L’étude a débuté lorsque Buonasera était chercheuse associée à l’Université de Californie, Davis. Elle et ses collaborateurs, y compris des représentants de tribus autochtones locales, ont testé la présence et la quantité des protéines dans l’émail dentaire de trois groupes de personnes :
– Les Ohlones ancestraux d’un avant-poste missionnaire datant de la fin des années 1700 et du début des années 1800 dans la région de la baie de San Francisco. Leurs squelettes ont été découverts par inadvertance lors d’un projet de construction en 2016 dans la région. Les descendants tribaux ont donné leur autorisation pour que leurs dents soient utilisées dans l’étude.
– Les colons européens de la fin du XIXe siècle enterrés dans un cimetière de la ville de San Francisco.

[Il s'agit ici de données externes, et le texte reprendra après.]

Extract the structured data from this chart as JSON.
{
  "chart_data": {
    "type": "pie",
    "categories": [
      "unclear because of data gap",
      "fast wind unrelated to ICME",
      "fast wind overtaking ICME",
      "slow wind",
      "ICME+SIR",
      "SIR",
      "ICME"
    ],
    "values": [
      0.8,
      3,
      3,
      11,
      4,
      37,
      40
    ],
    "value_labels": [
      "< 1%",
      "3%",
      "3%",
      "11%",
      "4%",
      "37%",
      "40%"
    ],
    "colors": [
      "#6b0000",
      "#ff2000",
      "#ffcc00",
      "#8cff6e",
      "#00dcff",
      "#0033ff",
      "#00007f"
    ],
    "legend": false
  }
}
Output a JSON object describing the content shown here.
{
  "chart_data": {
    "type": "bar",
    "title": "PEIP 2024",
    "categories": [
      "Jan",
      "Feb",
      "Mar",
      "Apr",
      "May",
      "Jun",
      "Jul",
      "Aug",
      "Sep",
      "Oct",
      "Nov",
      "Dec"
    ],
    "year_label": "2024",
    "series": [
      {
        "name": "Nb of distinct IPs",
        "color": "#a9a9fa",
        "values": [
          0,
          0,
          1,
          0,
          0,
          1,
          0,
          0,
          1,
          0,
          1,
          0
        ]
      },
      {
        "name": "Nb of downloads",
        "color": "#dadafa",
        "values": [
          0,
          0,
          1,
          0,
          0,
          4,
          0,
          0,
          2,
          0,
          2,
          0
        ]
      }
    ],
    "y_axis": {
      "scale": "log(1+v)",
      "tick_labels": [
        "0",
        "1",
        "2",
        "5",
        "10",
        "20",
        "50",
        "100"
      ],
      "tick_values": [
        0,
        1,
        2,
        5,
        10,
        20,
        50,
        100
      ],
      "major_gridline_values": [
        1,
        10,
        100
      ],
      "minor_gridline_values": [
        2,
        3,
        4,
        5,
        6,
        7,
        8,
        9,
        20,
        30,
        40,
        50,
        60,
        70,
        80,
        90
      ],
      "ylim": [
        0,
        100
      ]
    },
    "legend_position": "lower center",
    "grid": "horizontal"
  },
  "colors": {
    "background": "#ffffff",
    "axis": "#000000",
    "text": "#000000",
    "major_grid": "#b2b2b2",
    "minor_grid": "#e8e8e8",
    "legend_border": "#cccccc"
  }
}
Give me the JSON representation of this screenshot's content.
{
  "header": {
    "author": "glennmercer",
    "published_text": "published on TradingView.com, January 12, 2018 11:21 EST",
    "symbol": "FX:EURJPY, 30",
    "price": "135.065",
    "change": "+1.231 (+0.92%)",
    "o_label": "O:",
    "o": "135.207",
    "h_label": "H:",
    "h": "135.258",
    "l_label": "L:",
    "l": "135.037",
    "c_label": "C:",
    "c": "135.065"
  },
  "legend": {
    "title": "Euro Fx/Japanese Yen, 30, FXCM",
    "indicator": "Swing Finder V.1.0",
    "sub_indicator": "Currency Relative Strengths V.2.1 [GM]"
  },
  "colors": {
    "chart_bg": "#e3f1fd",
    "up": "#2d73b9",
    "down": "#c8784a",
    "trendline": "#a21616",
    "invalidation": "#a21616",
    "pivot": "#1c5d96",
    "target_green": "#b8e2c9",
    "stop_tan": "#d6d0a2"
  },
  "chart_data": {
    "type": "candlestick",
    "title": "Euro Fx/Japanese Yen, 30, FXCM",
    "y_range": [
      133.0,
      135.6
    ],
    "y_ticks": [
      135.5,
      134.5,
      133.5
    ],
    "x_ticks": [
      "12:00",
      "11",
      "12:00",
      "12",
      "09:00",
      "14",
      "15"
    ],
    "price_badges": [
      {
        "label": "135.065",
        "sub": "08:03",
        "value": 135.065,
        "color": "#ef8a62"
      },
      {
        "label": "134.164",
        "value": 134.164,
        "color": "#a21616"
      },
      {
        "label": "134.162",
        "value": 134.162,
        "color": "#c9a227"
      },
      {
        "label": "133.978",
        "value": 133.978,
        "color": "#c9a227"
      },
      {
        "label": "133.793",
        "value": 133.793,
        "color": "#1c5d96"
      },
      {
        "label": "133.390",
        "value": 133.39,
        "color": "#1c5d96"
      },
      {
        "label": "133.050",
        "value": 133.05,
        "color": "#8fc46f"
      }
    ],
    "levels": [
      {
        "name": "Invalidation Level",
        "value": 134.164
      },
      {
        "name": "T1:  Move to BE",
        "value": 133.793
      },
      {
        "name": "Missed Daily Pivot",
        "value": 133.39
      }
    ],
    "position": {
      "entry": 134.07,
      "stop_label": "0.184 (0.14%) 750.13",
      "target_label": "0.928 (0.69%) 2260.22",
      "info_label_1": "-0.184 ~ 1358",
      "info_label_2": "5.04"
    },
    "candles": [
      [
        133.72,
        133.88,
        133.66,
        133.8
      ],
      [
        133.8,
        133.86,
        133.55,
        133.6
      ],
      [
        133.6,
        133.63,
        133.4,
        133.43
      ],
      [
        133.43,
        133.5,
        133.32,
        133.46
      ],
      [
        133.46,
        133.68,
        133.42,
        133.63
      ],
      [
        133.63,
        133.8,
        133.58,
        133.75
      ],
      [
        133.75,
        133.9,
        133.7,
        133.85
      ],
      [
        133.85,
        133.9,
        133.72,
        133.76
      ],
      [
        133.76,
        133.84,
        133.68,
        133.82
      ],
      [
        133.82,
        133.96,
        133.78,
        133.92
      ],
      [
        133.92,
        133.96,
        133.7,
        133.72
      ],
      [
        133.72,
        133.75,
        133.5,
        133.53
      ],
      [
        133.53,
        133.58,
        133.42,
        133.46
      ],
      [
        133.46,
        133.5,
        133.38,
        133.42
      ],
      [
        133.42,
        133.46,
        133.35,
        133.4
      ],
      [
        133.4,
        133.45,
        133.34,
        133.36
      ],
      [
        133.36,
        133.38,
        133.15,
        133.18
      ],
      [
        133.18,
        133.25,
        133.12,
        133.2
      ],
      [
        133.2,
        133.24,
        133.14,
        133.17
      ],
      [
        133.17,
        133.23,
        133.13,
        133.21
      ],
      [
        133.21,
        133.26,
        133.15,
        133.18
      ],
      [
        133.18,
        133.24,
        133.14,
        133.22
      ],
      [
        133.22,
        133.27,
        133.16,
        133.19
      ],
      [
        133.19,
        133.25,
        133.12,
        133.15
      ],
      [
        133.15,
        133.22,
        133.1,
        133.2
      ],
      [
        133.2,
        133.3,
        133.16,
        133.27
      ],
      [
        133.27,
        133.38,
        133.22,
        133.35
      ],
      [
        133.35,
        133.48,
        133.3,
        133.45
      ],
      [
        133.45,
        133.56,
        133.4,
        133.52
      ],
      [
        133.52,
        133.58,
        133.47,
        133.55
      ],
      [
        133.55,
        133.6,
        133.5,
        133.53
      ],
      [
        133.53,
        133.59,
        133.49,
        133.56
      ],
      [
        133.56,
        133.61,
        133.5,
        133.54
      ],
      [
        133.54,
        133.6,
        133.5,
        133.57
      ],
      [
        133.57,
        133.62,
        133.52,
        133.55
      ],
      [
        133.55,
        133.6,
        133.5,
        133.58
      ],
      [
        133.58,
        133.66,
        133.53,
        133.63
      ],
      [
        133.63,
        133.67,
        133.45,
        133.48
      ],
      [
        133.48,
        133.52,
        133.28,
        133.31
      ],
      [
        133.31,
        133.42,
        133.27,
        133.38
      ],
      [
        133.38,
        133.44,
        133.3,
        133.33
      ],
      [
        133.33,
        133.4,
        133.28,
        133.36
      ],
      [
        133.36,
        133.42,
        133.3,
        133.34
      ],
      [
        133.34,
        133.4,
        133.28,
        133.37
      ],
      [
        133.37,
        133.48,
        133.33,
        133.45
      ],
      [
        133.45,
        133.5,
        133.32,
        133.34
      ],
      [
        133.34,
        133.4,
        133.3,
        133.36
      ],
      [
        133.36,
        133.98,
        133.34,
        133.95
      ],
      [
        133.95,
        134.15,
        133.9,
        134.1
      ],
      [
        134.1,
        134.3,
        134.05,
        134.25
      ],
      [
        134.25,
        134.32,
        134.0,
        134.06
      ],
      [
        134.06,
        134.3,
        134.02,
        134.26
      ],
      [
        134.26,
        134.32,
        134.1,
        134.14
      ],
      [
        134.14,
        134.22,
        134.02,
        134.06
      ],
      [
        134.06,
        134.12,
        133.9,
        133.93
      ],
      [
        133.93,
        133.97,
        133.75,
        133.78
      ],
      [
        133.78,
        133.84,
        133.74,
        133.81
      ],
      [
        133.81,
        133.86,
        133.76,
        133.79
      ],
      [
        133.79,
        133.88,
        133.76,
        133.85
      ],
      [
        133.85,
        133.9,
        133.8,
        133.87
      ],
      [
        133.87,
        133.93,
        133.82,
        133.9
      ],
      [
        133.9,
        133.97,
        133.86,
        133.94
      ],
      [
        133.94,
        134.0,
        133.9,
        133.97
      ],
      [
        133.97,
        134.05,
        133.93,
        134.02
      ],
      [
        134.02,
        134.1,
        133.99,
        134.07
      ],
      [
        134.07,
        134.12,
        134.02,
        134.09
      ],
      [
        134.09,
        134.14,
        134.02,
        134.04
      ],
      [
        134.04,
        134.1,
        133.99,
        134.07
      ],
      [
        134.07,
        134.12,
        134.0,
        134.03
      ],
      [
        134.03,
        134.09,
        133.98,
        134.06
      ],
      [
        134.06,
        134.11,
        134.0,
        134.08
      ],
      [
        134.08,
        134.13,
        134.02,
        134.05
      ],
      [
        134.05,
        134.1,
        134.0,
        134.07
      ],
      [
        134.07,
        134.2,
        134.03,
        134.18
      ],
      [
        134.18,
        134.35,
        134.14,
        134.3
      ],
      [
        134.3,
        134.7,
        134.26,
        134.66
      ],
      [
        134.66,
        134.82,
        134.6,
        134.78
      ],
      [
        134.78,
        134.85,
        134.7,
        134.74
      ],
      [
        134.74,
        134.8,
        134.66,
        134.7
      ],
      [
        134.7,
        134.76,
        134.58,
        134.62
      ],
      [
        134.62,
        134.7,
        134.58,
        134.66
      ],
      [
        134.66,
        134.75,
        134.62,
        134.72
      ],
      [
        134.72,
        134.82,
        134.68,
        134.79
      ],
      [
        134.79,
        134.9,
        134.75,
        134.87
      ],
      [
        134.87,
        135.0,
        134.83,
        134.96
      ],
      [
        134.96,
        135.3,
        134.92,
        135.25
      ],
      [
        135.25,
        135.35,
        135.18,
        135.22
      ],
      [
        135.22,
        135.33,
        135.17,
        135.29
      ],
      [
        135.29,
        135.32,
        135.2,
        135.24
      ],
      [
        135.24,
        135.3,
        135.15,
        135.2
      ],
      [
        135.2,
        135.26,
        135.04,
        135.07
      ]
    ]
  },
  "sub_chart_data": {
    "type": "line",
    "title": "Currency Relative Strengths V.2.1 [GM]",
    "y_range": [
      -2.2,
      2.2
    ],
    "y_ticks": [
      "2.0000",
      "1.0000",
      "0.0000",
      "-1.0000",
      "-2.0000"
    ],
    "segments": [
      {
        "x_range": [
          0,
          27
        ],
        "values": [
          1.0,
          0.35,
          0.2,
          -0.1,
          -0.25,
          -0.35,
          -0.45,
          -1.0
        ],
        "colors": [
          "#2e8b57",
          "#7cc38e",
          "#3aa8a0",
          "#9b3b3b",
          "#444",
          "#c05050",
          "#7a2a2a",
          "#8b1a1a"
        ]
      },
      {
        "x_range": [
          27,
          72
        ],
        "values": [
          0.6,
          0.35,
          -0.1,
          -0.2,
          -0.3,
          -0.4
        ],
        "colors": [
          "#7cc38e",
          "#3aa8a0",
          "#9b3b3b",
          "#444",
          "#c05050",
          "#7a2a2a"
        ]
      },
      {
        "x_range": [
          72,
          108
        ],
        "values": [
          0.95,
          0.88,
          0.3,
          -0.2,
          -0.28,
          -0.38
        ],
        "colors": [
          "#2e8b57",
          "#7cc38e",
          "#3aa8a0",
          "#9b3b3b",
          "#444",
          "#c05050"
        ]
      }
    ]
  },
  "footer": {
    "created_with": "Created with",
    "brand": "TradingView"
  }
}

– Les cadets militaires d’aujourd’hui qui ont donné des dents de sagesse.
L’équipe de recherche a ensuite croisé les niveaux des deux protéines avec l’histoire connue et les expériences de chacune des populations. Les peuples autochtones du système missionnaire de Californie ont connu des taux de mortalité élevés, un stress intense et des maladies infectieuses introduites. Les colons européens du XIXe siècle avaient une espérance de vie plus courte que les populations actuelles, mais, en tant que groupe, on suppose qu’ils ont connu des degrés de stress et de maladies moins élevés que le groupe Ohlone. On suppose que les cadets militaires actuels ont une meilleure santé et nutrition que les deux groupes archéologiques.
Les chercheurs ont trouvé une correspondance étroite entre les preuves de niveaux élevés de stress et de maladies dans la population autochtone et les niveaux élevés des deux protéines dans leurs dents. Les niveaux de protéines étaient beaucoup plus élevés que ceux des deux autres groupes testés.
Cette nouvelle méthode d’analyse des dents permettrait aux scientifiques d’obtenir un aperçu plus détaillé des expériences humaines historiques et préhistoriques, pour plusieurs raisons.
Tout d’abord, les dents se forment à différents stades du développement humain, commençant in utero et se poursuivant jusqu’à la fin de l’adolescence ou le début de l’âge adulte. Cette croissance au fil du temps dans chaque dent est analogue aux anneaux d’un arbre.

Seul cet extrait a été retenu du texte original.